Justice au Nunavik : une situation « catastrophique », selon le bâtonnier de l'Abitibi-Témiscamingue

Dans un rapport spécial publié le 18 février et déposé à l'Assemblée nationale, la Protectrice du citoyen du Québec, Raymonde Saint-Germain, dénonce les conditions de détention réservées aux Inuits du Nunavik, qu'elle qualifie d'inhumaines. Elle affirme que les détenus sont gardés dans des cellules surpeuplées, malpropres et même insalubres.

Selon les informations obtenues par Raymonde Saint-Germain, ces conditions de détention ne respectent ni les règles internationales ni les chartes des droits. La Protectrice du citoyen exhorte d'ailleurs le gouvernement à intervenir de toute urgence.

Selon Raymonde Saint-Germain, il ne s'agit pas d'un problème d'argent, mais d'un manque de volonté politique. 

« Ces sommes-là n'ont jamais été remises en question. L'enjeu, au contraire, c'est de s'en occuper. Il y a trop de banalisation, il y a trop de laxisme et il y a trop de travail en silo entre les ministères concernés et les intervenants du Nunavik, croit Mme Saint-Germain. Alors moi j'en appelle à une mobilisation et à une concertation : les solutions sont connues, il faut s'en occuper, il faut agir. »
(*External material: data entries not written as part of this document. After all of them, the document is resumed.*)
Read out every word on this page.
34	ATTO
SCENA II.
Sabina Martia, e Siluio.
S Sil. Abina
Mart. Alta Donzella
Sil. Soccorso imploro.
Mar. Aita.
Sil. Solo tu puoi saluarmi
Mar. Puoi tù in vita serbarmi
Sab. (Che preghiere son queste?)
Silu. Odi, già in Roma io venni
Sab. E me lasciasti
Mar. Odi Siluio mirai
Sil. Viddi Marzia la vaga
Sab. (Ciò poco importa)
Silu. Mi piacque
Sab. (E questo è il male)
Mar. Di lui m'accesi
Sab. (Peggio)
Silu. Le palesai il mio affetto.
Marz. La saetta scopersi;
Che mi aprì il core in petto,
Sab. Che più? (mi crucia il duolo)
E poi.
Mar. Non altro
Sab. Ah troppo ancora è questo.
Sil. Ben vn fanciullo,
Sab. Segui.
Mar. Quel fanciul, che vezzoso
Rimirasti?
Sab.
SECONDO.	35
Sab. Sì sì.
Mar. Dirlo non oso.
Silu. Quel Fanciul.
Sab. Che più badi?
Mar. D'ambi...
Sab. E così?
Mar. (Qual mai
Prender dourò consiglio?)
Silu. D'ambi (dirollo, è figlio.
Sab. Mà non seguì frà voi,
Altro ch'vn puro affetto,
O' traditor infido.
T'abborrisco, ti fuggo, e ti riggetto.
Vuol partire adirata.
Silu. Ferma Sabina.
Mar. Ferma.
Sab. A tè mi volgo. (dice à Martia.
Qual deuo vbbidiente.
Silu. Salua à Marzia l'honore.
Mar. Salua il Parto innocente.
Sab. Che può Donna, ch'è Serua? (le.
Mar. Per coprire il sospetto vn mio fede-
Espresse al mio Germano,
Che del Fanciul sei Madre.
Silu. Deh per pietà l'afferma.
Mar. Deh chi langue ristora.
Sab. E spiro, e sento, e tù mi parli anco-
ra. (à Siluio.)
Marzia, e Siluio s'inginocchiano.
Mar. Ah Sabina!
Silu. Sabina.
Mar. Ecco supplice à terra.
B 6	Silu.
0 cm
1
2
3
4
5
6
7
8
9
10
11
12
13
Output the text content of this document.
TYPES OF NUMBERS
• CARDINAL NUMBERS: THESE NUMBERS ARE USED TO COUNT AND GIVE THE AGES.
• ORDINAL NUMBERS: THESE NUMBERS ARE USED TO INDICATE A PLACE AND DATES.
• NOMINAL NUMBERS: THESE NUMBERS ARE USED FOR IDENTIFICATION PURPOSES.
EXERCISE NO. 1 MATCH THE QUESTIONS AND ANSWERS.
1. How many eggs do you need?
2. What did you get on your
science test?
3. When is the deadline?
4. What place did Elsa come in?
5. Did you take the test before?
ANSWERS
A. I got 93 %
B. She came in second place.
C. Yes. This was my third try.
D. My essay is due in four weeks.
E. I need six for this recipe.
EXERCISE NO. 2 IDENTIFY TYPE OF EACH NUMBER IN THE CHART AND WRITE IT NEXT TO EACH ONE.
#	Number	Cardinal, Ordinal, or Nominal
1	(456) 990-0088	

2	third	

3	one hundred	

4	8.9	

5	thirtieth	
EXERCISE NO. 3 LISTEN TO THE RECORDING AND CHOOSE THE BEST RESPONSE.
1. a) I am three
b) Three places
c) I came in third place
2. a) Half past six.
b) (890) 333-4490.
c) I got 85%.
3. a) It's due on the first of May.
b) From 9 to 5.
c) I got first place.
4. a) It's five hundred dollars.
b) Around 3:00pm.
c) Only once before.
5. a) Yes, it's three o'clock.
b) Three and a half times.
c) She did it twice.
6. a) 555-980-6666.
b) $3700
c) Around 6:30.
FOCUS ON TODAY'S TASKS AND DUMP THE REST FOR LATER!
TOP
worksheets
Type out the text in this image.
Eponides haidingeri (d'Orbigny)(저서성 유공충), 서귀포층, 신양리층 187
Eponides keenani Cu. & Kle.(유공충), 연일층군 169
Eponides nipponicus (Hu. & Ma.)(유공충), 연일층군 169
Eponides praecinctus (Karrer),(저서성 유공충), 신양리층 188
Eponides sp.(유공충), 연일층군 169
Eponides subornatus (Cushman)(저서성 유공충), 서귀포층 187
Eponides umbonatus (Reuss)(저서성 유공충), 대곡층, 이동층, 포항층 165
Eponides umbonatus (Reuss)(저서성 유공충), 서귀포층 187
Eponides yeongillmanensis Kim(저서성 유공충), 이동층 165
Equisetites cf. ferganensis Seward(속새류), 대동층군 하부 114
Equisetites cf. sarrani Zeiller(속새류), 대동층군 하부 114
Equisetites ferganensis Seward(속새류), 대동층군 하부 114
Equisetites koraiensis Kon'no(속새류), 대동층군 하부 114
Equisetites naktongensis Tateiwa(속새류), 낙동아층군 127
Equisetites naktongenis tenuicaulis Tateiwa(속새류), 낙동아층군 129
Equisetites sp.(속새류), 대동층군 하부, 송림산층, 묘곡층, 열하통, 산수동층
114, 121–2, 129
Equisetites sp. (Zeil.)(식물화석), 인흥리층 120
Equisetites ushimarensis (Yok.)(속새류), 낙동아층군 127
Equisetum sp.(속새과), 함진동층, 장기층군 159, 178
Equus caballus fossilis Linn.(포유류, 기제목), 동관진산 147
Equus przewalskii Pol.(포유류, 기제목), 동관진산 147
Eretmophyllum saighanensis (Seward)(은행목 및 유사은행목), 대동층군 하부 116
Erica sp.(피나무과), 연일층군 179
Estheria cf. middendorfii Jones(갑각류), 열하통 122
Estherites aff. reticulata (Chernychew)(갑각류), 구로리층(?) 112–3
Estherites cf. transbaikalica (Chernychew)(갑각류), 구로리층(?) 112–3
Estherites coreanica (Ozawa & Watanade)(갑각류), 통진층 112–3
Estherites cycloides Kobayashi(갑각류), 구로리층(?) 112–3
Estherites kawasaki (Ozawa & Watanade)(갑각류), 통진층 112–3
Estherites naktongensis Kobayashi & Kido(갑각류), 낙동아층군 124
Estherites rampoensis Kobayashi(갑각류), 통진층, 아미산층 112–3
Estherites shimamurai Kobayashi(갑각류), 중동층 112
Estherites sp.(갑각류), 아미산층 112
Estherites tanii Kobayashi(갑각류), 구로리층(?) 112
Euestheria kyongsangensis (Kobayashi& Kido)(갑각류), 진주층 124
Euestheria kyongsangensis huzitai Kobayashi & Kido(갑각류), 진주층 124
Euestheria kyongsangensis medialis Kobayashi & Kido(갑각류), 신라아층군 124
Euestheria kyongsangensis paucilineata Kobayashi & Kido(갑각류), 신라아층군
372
Le Barreau de l'Abitibi-Témiscamingue n'est pas surpris

Le bâtonnier de l'Abitibi-Témiscamingue, Me Marc Lemay, n'est pas surpris des conclusions de ce rapport. Il soutient d'ailleurs que le Barreau avait déjà soumis ces préoccupations au Protecteur du citoyen à la suite d'une tournée dans le Nord, il y a plus de deux ans. Mais selon Marc Lemay, cette situation a des conséquences graves.

Le bâtonnier de l'Abitibi-Témiscamingue abonde finalement dans le même sens que la Protectrice du citoyen et presse les ministères et les organismes publics concernés par l'administration de la justice dans le Nord d'agir rapidement. Selon lui, trop peu d'efforts de coordination sont faits entre le ministère de la Justice, chargé d'administrer la justice, le ministère de la Sécurité publique, chargé de l'application de la loi ainsi que des établissements de détention, et la Société québécoise des infrastructures (SQI), chargée de l'ensemble des immeubles gouvernementaux, dont les prisons ou les palais de justice. 

Le ministre de la Sécurité publique Martin Coiteux s'est dit préoccupé par cette situation. Il a aussi mentionné que ce rapport soulevait aussi la problématique sociale derrière tous ces emprisonnements.